Ignorando esses avisos, as empresas que alugam lanchas para esses momentos de lazer mantiveram os passeios com os turistas. Em meio a muita alegria, as lanchas se aproximaram de um ponto na base dos cânions por onde descem cachoeiras. È o ponto preferido pelos visitantes para as sessões de fotos.

Naquele dia, as águas da cachoeira estavam particularmente aumentadas. Alguns visitantes, cujas lanchas estavam um pouco mais afastadas do local começam a notar que as águas da cachoeira começaram a aumentar rapidamente de volume. Pedras também começaram a se desprender dos cânions. A fenda entre paredes começou a aumentar. Eles perceberam que o paredão iria cair e tentaram alertar aqueles que estavam em perigo. Mas foi em vão. O barulho da água, do vento, e da música que tocava nas lanchas dificultava que qualquer aviso de perigo chegasse até eles.

De repente, como se fosse num filme de terror, uma grande rocha do paredão dos cânions se desprendeu e atingiu em cheio as lanchas que estavam bem próximas à base, espalhando grande volume de água, pedras. Uma das embarcações foi atingida em cheio. As pessoas que estavam em outras embarcações foram arremessadas com força para longe pela força da água. Os condutores que estavam nas demais embarcações aceleraram, fazendo com que algumas lanchas se chocassem, lateralmente, umas contra as outras. O clima era de desespero.

A tragédia deixou 10 mortos. Todos eram conhecidos entre si. Eram familiares e amigos uns dos outros, e dividiam a mesma embarcação.

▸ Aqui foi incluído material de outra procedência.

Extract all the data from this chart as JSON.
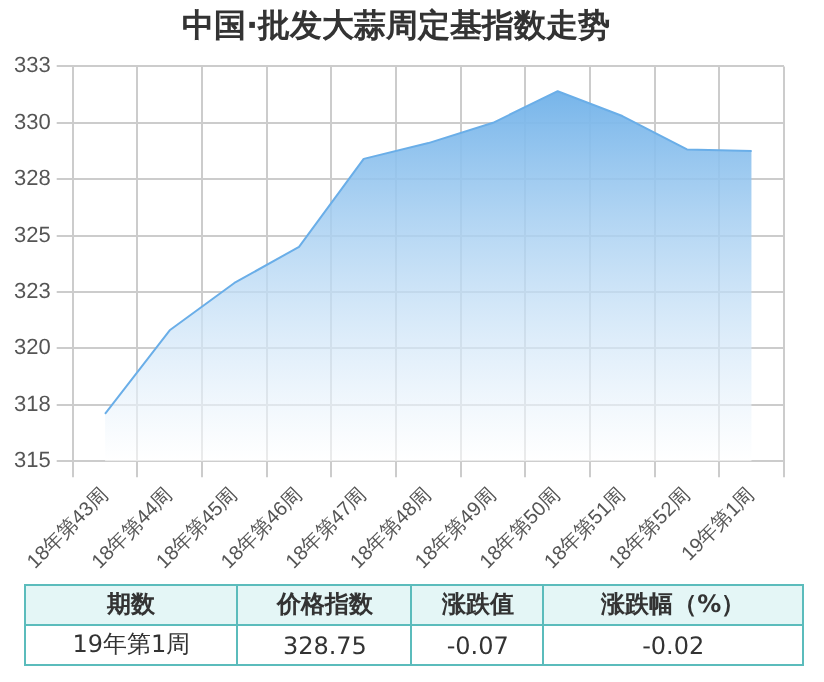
{
  "chart_data": {
    "type": "area",
    "title": "中国·批发大蒜周定基指数走势",
    "categories": [
      "18年第43周",
      "18年第44周",
      "18年第45周",
      "18年第46周",
      "18年第47周",
      "18年第48周",
      "18年第49周",
      "18年第50周",
      "18年第51周",
      "18年第52周",
      "19年第1周"
    ],
    "series": [
      {
        "color": "#6aaee8",
        "values": [
          317.1,
          320.8,
          322.9,
          324.5,
          328.4,
          329.1,
          330.0,
          331.4,
          330.3,
          328.82,
          328.75
        ]
      }
    ],
    "ylim": [
      315,
      332.5
    ],
    "yticks": [
      315,
      {
        "value": 317.5,
        "label": "318"
      },
      320,
      {
        "value": 322.5,
        "label": "323"
      },
      325,
      {
        "value": 327.5,
        "label": "328"
      },
      330,
      {
        "value": 332.5,
        "label": "333"
      }
    ],
    "grid": true,
    "legend": false,
    "annotations": [
      "期数",
      "价格指数",
      "涨跌值",
      "涨跌幅（%）",
      "19年第1周",
      "328.75",
      "-0.07",
      "-0.02"
    ]
  }
}
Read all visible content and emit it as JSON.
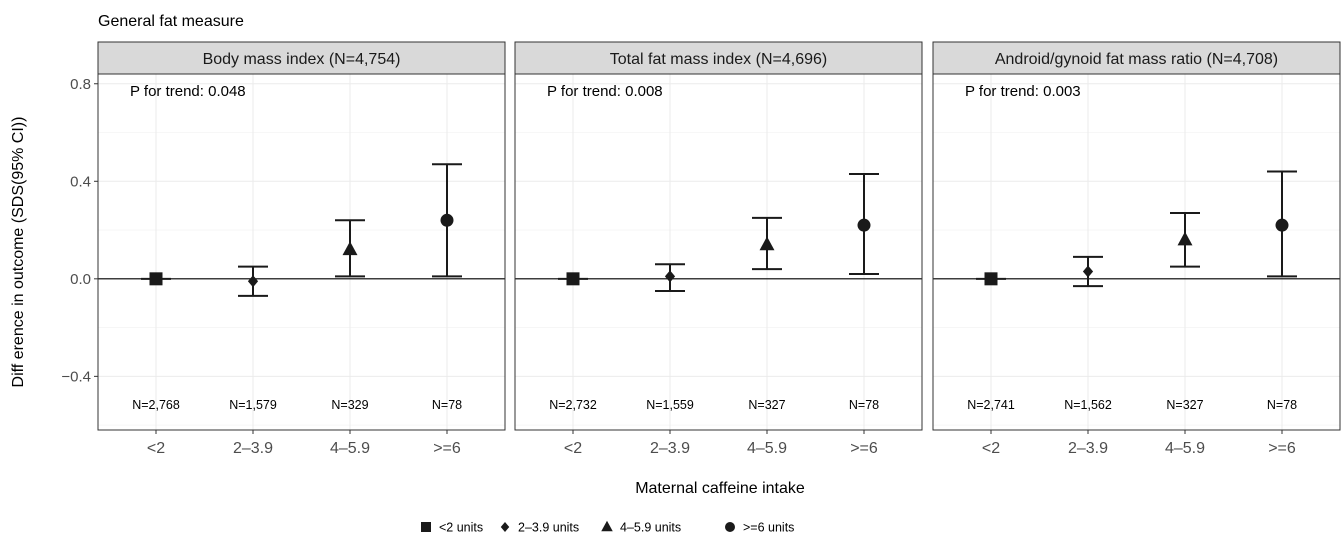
{
  "chart_data": {
    "type": "scatter",
    "title": "General fat measure",
    "xlabel": "Maternal caffeine intake",
    "ylabel": "Diff erence in outcome (SDS(95% CI))",
    "ylim": [
      -0.62,
      0.84
    ],
    "yticks": [
      0.8,
      0.4,
      0.0,
      -0.4
    ],
    "ytick_labels": [
      "0.8",
      "0.4",
      "0.0",
      "−0.4"
    ],
    "categories": [
      "<2",
      "2–3.9",
      "4–5.9",
      ">=6"
    ],
    "grid": true,
    "legend_position": "bottom",
    "legend": [
      {
        "label": "<2 units",
        "shape": "square"
      },
      {
        "label": "2–3.9 units",
        "shape": "diamond"
      },
      {
        "label": "4–5.9 units",
        "shape": "triangle"
      },
      {
        "label": ">=6 units",
        "shape": "circle"
      }
    ],
    "panels": [
      {
        "title": "Body mass index (N=4,754)",
        "trend": "P for trend: 0.048",
        "n": [
          "N=2,768",
          "N=1,579",
          "N=329",
          "N=78"
        ],
        "estimates": [
          0.0,
          -0.01,
          0.12,
          0.24
        ],
        "lower": [
          0.0,
          -0.07,
          0.01,
          0.01
        ],
        "upper": [
          0.0,
          0.05,
          0.24,
          0.47
        ]
      },
      {
        "title": "Total fat mass index (N=4,696)",
        "trend": "P for trend: 0.008",
        "n": [
          "N=2,732",
          "N=1,559",
          "N=327",
          "N=78"
        ],
        "estimates": [
          0.0,
          0.01,
          0.14,
          0.22
        ],
        "lower": [
          0.0,
          -0.05,
          0.04,
          0.02
        ],
        "upper": [
          0.0,
          0.06,
          0.25,
          0.43
        ]
      },
      {
        "title": "Android/gynoid fat mass ratio (N=4,708)",
        "trend": "P for trend: 0.003",
        "n": [
          "N=2,741",
          "N=1,562",
          "N=327",
          "N=78"
        ],
        "estimates": [
          0.0,
          0.03,
          0.16,
          0.22
        ],
        "lower": [
          0.0,
          -0.03,
          0.05,
          0.01
        ],
        "upper": [
          0.0,
          0.09,
          0.27,
          0.44
        ]
      }
    ]
  }
}
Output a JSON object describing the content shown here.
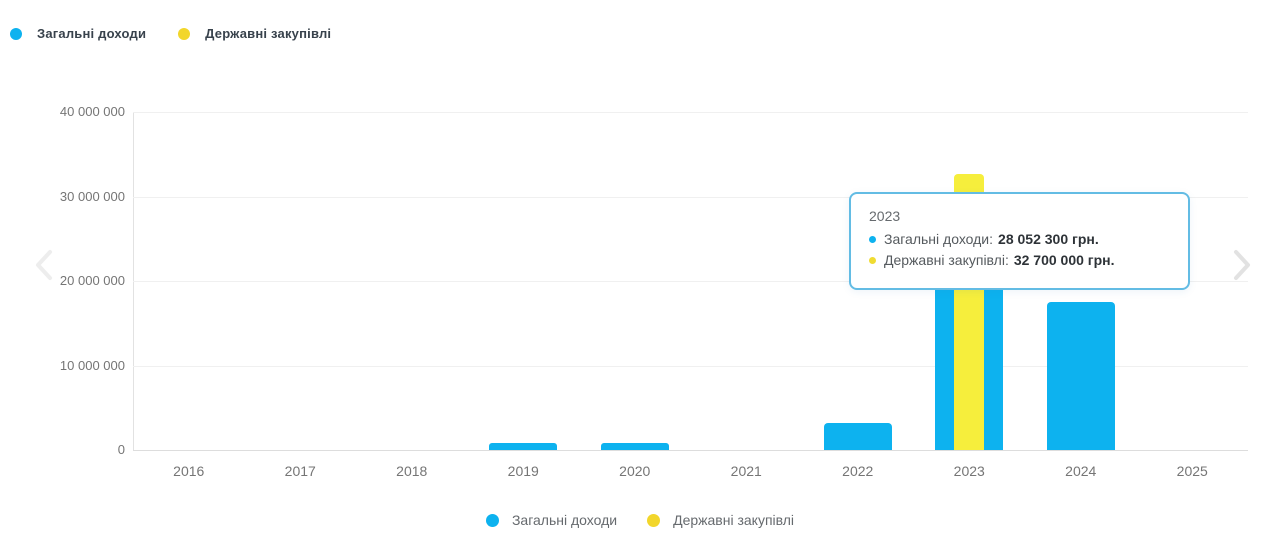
{
  "chart_data": {
    "type": "bar",
    "title": "",
    "xlabel": "",
    "ylabel": "",
    "categories": [
      "2016",
      "2017",
      "2018",
      "2019",
      "2020",
      "2021",
      "2022",
      "2023",
      "2024",
      "2025"
    ],
    "series": [
      {
        "name": "Загальні доходи",
        "color": "#0db2ef",
        "values": [
          0,
          0,
          0,
          800000,
          800000,
          0,
          3200000,
          28052300,
          17500000,
          0
        ]
      },
      {
        "name": "Державні закупівлі",
        "color": "#f6ee3c",
        "values": [
          0,
          0,
          0,
          0,
          0,
          0,
          0,
          32700000,
          0,
          0
        ]
      }
    ],
    "ylim": [
      0,
      40000000
    ],
    "yticks": [
      "0",
      "10 000 000",
      "20 000 000",
      "30 000 000",
      "40 000 000"
    ],
    "grid": true,
    "legend_position": "top and bottom"
  },
  "legend_top": {
    "items": [
      {
        "label": "Загальні доходи",
        "color": "#0db2ef"
      },
      {
        "label": "Державні закупівлі",
        "color": "#f2d62b"
      }
    ]
  },
  "legend_bottom": {
    "items": [
      {
        "label": "Загальні доходи",
        "color": "#0db2ef"
      },
      {
        "label": "Державні закупівлі",
        "color": "#f2d62b"
      }
    ]
  },
  "tooltip": {
    "title": "2023",
    "rows": [
      {
        "label": "Загальні доходи:",
        "value": "28 052 300 грн.",
        "color": "#0db2ef"
      },
      {
        "label": "Державні закупівлі:",
        "value": "32 700 000 грн.",
        "color": "#f0dc32"
      }
    ]
  },
  "nav": {
    "prev_icon": "chevron-left",
    "next_icon": "chevron-right"
  },
  "colors": {
    "bar_blue": "#0db2ef",
    "bar_yellow": "#f6ee3c",
    "tooltip_border": "#63bce4",
    "gridline": "#f0f0f0",
    "axis_text": "#757575"
  }
}
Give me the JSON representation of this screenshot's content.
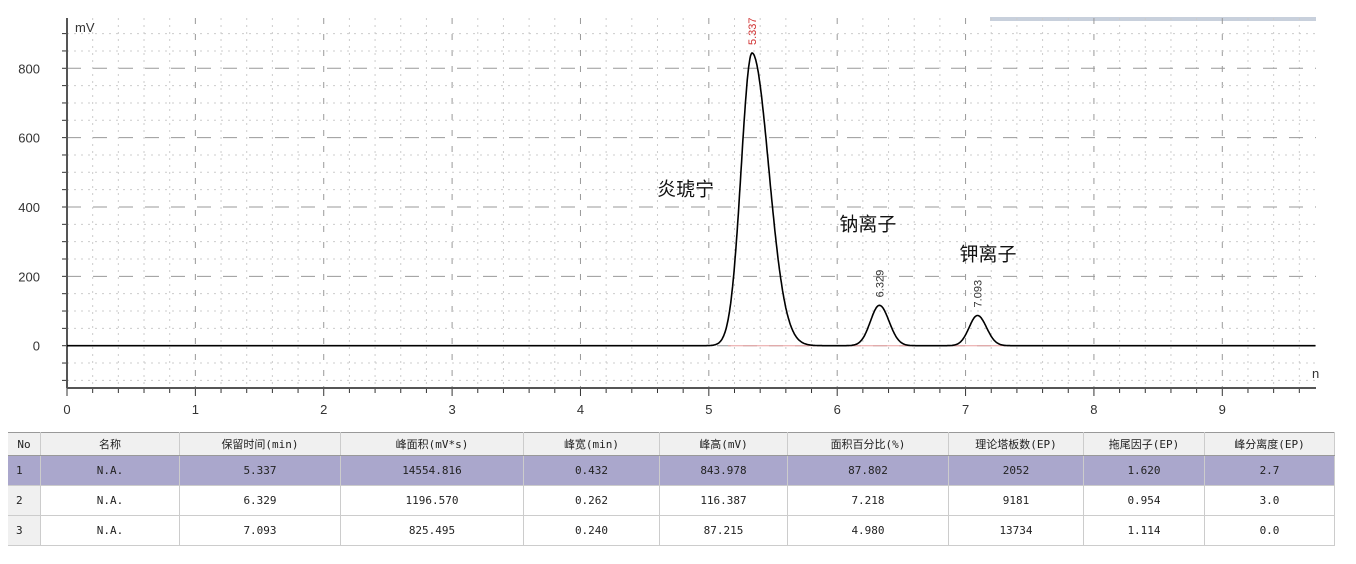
{
  "chart_data": {
    "type": "line",
    "ylabel": "mV",
    "xlabel": "",
    "xlim": [
      0,
      9.73
    ],
    "ylim": [
      -122,
      945
    ],
    "xticks": [
      0,
      1,
      2,
      3,
      4,
      5,
      6,
      7,
      8,
      9
    ],
    "yticks": [
      0,
      200,
      400,
      600,
      800
    ],
    "grid": true,
    "peaks": [
      {
        "rt": 5.337,
        "height": 843.978,
        "label": "5.337",
        "label_color": "#d03030",
        "name": "炎琥宁"
      },
      {
        "rt": 6.329,
        "height": 116.387,
        "label": "6.329",
        "label_color": "#333333",
        "name": "钠离子"
      },
      {
        "rt": 7.093,
        "height": 87.215,
        "label": "7.093",
        "label_color": "#333333",
        "name": "钾离子"
      }
    ],
    "line_color": "#000000",
    "x_unit_partial": "n"
  },
  "table": {
    "headers": [
      "No",
      "名称",
      "保留时间(min)",
      "峰面积(mV*s)",
      "峰宽(min)",
      "峰高(mV)",
      "面积百分比(%)",
      "理论塔板数(EP)",
      "拖尾因子(EP)",
      "峰分离度(EP)"
    ],
    "rows": [
      [
        "1",
        "N.A.",
        "5.337",
        "14554.816",
        "0.432",
        "843.978",
        "87.802",
        "2052",
        "1.620",
        "2.7"
      ],
      [
        "2",
        "N.A.",
        "6.329",
        "1196.570",
        "0.262",
        "116.387",
        "7.218",
        "9181",
        "0.954",
        "3.0"
      ],
      [
        "3",
        "N.A.",
        "7.093",
        "825.495",
        "0.240",
        "87.215",
        "4.980",
        "13734",
        "1.114",
        "0.0"
      ]
    ],
    "selected_row": 1,
    "selected_color": "#aaa7cc"
  }
}
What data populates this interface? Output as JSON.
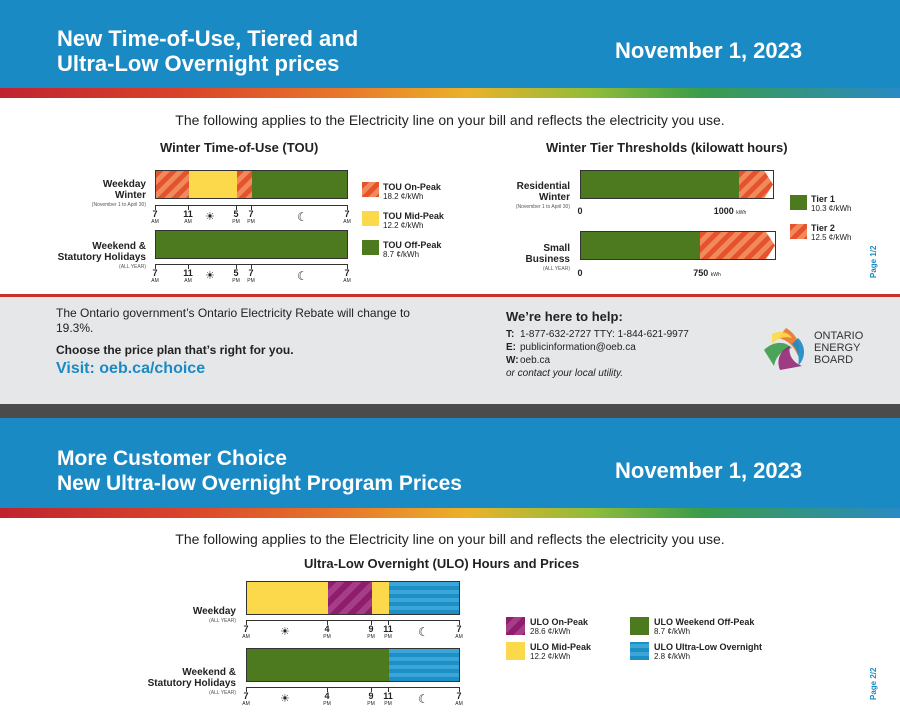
{
  "top": {
    "title": "New Time-of-Use, Tiered and\nUltra-Low Overnight prices",
    "date": "November 1, 2023",
    "intro": "The following applies to the Electricity line on your bill and reflects the electricity you use."
  },
  "tou": {
    "title": "Winter Time-of-Use (TOU)",
    "rows": [
      {
        "label": "Weekday\nWinter",
        "sub": "(November 1 to April 30)"
      },
      {
        "label": "Weekend &\nStatutory Holidays",
        "sub": "(ALL YEAR)"
      }
    ],
    "ticks": [
      {
        "h": "7",
        "p": "AM"
      },
      {
        "h": "11",
        "p": "AM"
      },
      {
        "h": "5",
        "p": "PM"
      },
      {
        "h": "7",
        "p": "PM"
      },
      {
        "h": "7",
        "p": "AM"
      }
    ],
    "legend": [
      {
        "name": "TOU On-Peak",
        "price": "18.2 ¢/kWh"
      },
      {
        "name": "TOU Mid-Peak",
        "price": "12.2 ¢/kWh"
      },
      {
        "name": "TOU Off-Peak",
        "price": "8.7 ¢/kWh"
      }
    ]
  },
  "tier": {
    "title": "Winter Tier Thresholds (kilowatt hours)",
    "rows": [
      {
        "label": "Residential\nWinter",
        "sub": "(November 1 to April 30)",
        "zero": "0",
        "threshold": "1000",
        "unit": "kWh",
        "threshold_kwh": 1000
      },
      {
        "label": "Small\nBusiness",
        "sub": "(ALL YEAR)",
        "zero": "0",
        "threshold": "750",
        "unit": "kWh",
        "threshold_kwh": 750
      }
    ],
    "legend": [
      {
        "name": "Tier 1",
        "price": "10.3 ¢/kWh"
      },
      {
        "name": "Tier 2",
        "price": "12.5 ¢/kWh"
      }
    ]
  },
  "page1": "Page 1/2",
  "page2": "Page 2/2",
  "info": {
    "rebate": "The Ontario government’s Ontario Electricity Rebate will change to 19.3%.",
    "choose": "Choose the price plan that’s right for you.",
    "visit": "Visit: oeb.ca/choice",
    "help_title": "We’re here to help:",
    "t_label": "T:",
    "t_value": "1-877-632-2727   TTY: 1-844-621-9977",
    "e_label": "E:",
    "e_value": "publicinformation@oeb.ca",
    "w_label": "W:",
    "w_value": "oeb.ca",
    "contact": "or contact your local utility.",
    "logo_text": "ONTARIO\nENERGY\nBOARD"
  },
  "bottom": {
    "title": "More Customer Choice\nNew Ultra-low Overnight Program Prices",
    "date": "November 1, 2023",
    "intro": "The following applies to the Electricity line on your bill and reflects the electricity you use."
  },
  "ulo": {
    "title": "Ultra-Low Overnight (ULO) Hours and Prices",
    "rows": [
      {
        "label": "Weekday",
        "sub": "(ALL YEAR)"
      },
      {
        "label": "Weekend &\nStatutory Holidays",
        "sub": "(ALL YEAR)"
      }
    ],
    "ticks": [
      {
        "h": "7",
        "p": "AM"
      },
      {
        "h": "4",
        "p": "PM"
      },
      {
        "h": "9",
        "p": "PM"
      },
      {
        "h": "11",
        "p": "PM"
      },
      {
        "h": "7",
        "p": "AM"
      }
    ],
    "legend": [
      {
        "name": "ULO On-Peak",
        "price": "28.6 ¢/kWh"
      },
      {
        "name": "ULO Mid-Peak",
        "price": "12.2 ¢/kWh"
      },
      {
        "name": "ULO Weekend Off-Peak",
        "price": "8.7 ¢/kWh"
      },
      {
        "name": "ULO Ultra-Low Overnight",
        "price": "2.8 ¢/kWh"
      }
    ]
  },
  "colors": {
    "banner": "#1a8ac4",
    "tou_on_peak": "#e5532d",
    "tou_mid_peak": "#fcd94a",
    "tou_off_peak": "#4e7a1f",
    "ulo_on_peak": "#8f1d6e",
    "ulo_ultra_low": "#1b8fc6"
  },
  "icons": {
    "day": "sun-icon",
    "night": "moon-icon"
  }
}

Em todos esses casos, à exceção do caso das Torres Gêmeas, a natureza deu sinais. No tsunami, na Indonésia, o mar recuou. Em Brumadinho, os sinais de que a barragem poderia se romper vinham sendo percebidos pelos técnicos, e nada foi feito. No lago de Furnas não foi diferente: o volume de água na cachoeira aumentando rapidamente de uma hora para outra, as pedras caindo, a fenda aumentando.

Em Brumadinho os técnicos e donos da Vale foram diretamente responsáveis pela tragédia. O rompimento da barragem nem mercê o nome de acidente, mas sim de assassinato, uma vez que eles sabiam dos problemas e fragilidades na estrutura da barragem, e se omitiram.

Em Capitólio, Minas Gerais, as autoridades municipais deveriam ter um plano de verificação e de demarcação de áreas de risco e de prevenção de acidentes, bem como a proibição de passeios no lago em caso de mau tempo.

Depois do ocorrido é que técnicos e autoridades se reuniram para entender o que ocorreu, e traçar planos futuros. A propósito, há um ditado popular que diz que “brasileiro só fecha a porta depois que é roubado”, e ele se aplica bem a esse caso.

Em todas essas ocorrências, à exceção da tragédia do World Trade Center, fica para nós a reflexão de que é preciso estarmos atentos aos sinais dados pela natureza, pelo tempo, e pelas circunstâncias. A natureza está falando conosco todos os dias, todas as horas. Uma casa não vem ao chão de uma hora para outra. Primeiro ela vai apresentando rachaduras, que depois vão se tornando mais espaçadas, e, se nada for feito, a casa vem abaixo.

Há pessoas que conseguem prever coisas que ocorrerão muito tempo depois apenas observando os sinais dados pela natureza. Por exemplo, em 2012, o médico Flávio Freitas, fazia um passeio de barco pelos cânions no lago de Furna, quando uma fenda na rocha chamou sua atenção.

Em uma dessas viagens, passei por esse local onde houve o acidente, um dos mais visitados ali em Capitólio, e aquela fenda me chamou atenção, porque realmente ela é extensa, larga. Visualmente, ela apresentava um aspecto perigoso. Fiz a foto na ocasião e escrevi: 'Essa pedra vai cair”. disse o médico, hoje com 52 anos, em entrevista ao jornal O Globo, depois do acidente ocorrido no último sábado.

Naquela ocasião, ele chegou a postar no Facebook uma foto da rocha com os dizeres: “ESSA ´PEDRA VAI CAIR”. Percebam que nem geólogo ele era, mas conseguiu, através da observação de um fato, prevê um acontecimento que ocorreria dez anos depois. Se um médico percebeu esse fato, por que não os geólogos que cuidam da área não perceberam?

O mesmo também se aplica as tragédias anunciadas que ocorrem todos os anos durante o período chuvoso em várias partes do Brasil? Por que o poder público não age realizando obras que impeçam tais acidentes, sabendo que eles se repetem a cada ano e, praticamente, nos mesmos lugares?